3EME CORRIDA DE LA TEMPORADA MADRILENE PRESIDENTS OU ANTITAURINS ?

Si les présidents des arènes étaient des arbitres de football ils annuleraient tous les buts. Un exemple ? Les juges qui ont présidé les premières corridas de la temporada madrilène. Le dimanche des Rameaux ils refusèrent de concéder une oreille à Lopez Simon, le dimanche de Résurrection  à Antonio Nazaré, et le 2 mai à Diego Urdiales. Et les trois furent sollicitées unanimement. C’est-à-dire que « Leurs Seigneuries » inaccomplirent littéralement le réglement taurin qu’ils ont l’obligation de  défendre.
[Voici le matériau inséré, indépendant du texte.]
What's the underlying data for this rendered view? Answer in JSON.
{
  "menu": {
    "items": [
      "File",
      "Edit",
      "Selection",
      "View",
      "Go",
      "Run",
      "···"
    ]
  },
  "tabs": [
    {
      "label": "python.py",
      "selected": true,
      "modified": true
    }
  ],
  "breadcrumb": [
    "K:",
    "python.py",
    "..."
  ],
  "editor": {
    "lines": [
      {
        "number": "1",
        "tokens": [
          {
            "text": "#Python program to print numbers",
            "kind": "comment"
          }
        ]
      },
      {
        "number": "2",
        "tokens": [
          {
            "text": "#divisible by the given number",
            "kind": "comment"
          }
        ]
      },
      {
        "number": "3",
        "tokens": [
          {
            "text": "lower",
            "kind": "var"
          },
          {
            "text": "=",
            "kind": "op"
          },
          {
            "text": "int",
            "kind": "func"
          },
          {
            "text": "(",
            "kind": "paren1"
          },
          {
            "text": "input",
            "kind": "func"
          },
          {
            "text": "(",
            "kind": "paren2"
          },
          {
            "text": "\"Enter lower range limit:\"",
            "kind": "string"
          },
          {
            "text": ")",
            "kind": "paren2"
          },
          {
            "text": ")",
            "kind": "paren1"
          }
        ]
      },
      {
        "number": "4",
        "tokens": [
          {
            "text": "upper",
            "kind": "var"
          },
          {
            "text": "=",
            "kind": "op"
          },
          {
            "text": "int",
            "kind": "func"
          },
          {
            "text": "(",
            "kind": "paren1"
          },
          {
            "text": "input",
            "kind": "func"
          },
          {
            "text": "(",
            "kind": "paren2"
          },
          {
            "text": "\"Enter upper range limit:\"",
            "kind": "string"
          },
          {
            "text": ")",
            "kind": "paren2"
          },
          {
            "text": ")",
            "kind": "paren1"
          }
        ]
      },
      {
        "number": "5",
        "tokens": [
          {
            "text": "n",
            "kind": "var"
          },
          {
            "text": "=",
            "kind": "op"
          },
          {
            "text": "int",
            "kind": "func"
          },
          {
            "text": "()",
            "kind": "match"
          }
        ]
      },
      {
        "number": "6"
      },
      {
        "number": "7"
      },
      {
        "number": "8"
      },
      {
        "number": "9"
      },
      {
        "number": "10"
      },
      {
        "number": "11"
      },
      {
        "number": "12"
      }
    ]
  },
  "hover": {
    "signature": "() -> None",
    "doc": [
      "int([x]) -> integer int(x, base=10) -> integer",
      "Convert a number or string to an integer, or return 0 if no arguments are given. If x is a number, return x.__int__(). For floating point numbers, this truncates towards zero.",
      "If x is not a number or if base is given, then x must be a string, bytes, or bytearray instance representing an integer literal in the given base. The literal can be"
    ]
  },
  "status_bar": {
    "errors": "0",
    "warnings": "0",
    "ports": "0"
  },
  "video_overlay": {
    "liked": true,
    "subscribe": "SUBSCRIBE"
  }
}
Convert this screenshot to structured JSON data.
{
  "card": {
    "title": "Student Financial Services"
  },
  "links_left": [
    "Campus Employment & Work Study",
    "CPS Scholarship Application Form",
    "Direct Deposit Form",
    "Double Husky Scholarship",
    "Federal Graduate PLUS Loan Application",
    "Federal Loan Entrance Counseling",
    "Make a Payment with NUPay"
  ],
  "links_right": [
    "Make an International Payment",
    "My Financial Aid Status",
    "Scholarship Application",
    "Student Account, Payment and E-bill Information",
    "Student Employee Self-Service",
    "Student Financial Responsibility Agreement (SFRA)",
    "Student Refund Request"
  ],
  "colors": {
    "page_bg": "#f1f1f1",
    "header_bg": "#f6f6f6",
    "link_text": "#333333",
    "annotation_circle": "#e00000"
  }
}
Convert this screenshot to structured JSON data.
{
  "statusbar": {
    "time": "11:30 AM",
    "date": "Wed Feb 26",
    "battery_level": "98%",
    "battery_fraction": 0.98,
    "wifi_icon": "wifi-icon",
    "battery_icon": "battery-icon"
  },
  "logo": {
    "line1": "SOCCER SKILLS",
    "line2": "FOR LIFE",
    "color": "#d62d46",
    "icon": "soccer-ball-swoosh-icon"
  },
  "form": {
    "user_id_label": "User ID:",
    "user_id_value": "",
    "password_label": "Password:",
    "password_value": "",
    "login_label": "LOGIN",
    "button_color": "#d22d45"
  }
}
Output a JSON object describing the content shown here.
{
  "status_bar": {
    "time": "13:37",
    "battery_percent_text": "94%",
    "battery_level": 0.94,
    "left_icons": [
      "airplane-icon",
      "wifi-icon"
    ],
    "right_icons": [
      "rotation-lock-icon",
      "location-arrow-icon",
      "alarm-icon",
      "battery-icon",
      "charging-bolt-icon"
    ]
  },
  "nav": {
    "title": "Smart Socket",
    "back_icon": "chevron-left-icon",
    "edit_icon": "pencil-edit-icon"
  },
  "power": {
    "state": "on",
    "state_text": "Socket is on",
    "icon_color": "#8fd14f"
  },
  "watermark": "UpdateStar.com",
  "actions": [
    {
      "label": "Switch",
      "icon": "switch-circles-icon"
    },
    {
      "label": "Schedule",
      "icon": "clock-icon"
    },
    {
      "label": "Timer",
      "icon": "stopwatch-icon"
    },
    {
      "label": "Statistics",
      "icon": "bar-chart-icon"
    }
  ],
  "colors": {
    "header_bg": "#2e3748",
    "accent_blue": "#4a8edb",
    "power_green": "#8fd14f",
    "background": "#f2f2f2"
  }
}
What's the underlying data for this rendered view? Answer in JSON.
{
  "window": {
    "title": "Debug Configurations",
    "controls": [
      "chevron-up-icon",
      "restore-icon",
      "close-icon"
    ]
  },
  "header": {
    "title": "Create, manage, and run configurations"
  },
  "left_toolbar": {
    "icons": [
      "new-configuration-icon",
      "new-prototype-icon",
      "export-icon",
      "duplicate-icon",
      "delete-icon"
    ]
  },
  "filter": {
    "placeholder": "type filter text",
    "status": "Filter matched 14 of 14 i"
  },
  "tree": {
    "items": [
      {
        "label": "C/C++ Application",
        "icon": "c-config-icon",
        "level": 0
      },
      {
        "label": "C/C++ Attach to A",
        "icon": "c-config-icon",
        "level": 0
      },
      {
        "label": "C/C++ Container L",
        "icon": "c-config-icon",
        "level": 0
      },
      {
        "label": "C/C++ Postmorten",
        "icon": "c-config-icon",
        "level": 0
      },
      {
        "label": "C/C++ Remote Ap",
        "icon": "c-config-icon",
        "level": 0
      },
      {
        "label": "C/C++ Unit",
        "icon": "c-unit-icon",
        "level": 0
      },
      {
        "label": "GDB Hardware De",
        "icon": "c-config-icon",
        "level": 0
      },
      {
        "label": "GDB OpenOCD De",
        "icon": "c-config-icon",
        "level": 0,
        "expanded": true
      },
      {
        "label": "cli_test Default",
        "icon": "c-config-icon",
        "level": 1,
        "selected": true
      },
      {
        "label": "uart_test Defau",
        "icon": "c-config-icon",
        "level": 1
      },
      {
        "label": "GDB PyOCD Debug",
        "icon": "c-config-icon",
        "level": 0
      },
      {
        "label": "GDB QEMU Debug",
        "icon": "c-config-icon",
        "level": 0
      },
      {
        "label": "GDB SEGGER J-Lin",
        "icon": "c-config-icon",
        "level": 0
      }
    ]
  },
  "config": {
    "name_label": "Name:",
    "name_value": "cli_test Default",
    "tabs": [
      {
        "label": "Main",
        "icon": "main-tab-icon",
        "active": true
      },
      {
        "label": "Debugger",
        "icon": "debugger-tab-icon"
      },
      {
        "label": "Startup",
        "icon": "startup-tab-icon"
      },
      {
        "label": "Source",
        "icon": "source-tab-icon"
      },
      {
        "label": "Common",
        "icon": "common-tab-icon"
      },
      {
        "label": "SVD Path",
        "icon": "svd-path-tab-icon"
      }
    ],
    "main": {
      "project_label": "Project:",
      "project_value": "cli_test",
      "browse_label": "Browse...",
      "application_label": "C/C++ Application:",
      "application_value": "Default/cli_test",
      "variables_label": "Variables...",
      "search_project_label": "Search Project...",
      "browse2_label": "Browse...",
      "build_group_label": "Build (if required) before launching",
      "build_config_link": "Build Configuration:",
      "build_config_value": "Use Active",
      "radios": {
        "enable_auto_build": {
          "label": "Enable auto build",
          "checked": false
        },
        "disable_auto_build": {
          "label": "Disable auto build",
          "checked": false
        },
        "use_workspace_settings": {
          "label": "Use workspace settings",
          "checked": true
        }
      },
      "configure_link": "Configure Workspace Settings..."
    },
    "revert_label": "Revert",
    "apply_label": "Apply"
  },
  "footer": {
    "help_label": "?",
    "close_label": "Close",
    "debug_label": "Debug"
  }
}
Ils le font probablement pour proclamer haut et fort leur réputation de bons aficionados, et en toute sécurité, impunément, car apparemment ils ne sont pas surveillés par une institution à laquelle ils aient à rendre des comptes.

Les conséquences ne peuvent pas être plus négatives. Pour celui qui n’a pas assisté à la corrida, le manque de trophées signifie que les trois après-midi n’offrirent pas le moindre intérêt.

Cependant, ces trois oreilles auraient démontré que dans les arènes de Las Ventas à Madrid la Fiesta était en  bonne santé, surtout si l’on tient compte du fait qu’une oreille à Madrid équivaut à deux oreilles dans n’importe quelle autre plaza.

Faut-il penser alors que les présidents sont des antitaurins embusqués, le dénommé ennemi intérieur ? Sincèrement, je ne le crois pas. Par contre, je pense que comme aficionados ils laissent beaucoup à désirer.

En effet, les bonnes faenas auxquelles on assiste habituellement à Las Ventas ne s’évaluent pas par le nombre de passes, ni par leur perfection géométrique, sinon par l’intensité du toreo imposé à des ennemis plus que respectables, qui présentent de nombreuses difficultés dans leur comportement et une agressivité coriace qu’on ne voit pas dans d’autres arènes.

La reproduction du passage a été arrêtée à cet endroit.